Note in my first post I didn’t say that DSD and PCM were converted to 5 bit, high rate PCM. I said “something like 5 bit PCM at a high sample rate and noise shaped”. That noise shaping allows a better signal to noise ratio in the audio frequency band than you’d have if you just used 5 bit, high rate PCM. The DACs typically use a 5 bit (or whatever) sigma delta modulator to generate that intermediate format so one can just as reasonably argue that instead of DSD being converted to PCM that PCM is is being converted to something closer to DSD.
It may sound like just semantics, but if you are interested in the practical differences between PCM and DSD, noise shaping does matter and noise shaping PCM doesn’t give you PCM, it gives you noise shaped PCM. In that sense saying DSD and PCM get converted to PCM in most DACs simply isn’t true.

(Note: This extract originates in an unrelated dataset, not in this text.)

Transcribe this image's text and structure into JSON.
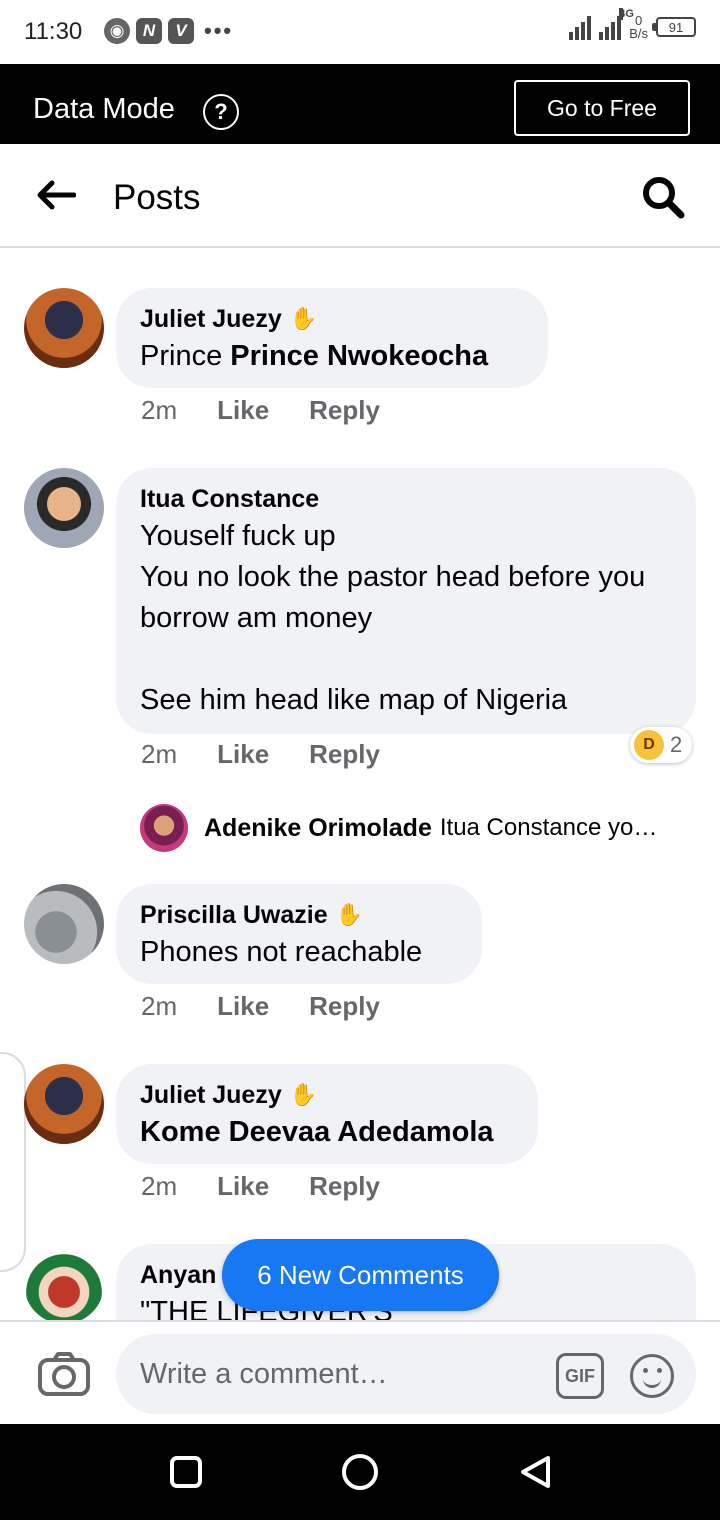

One can choose an intermediate format that can, in principle, be converted back to PCM or DSD losslessly (over the audio frequency band.) That isn’t true for 24/88.1k PCM vs DSD. You can arguably hear when DSD is converted to 24/352.8k PCM. But, I suspect that with the right up and down sampling filters DSD to 24/192 to DSD could be sonically transparent for most users.
“keep[ing] DSD as DSD all the way through the conversion to analog process” essentially means you are just using a low pass filter. The DS could do that, but I don’t want one mode that supports a volume and another that doesn’t.
The DS converts DSD and PCM to a superset of each: the sampling rate is at least the sampling rate of the input and the sample width greater than the sample width of the input. This intermediate format can be easily converted back losslessly to the original inputs. However with DSD input that upsampled format still has the noise shaping of the DSD and so isn’t strictly speaking PCM.
The overall point is that there’s a continuum of formats and that with proper handling many can act a good sonically transparent intermediate format between PCM and DSD.
IMO much of the character of various DAC chips comes from the quality of the upsampling and/or downsampling filters used not whether they use a particular format as a part of the process.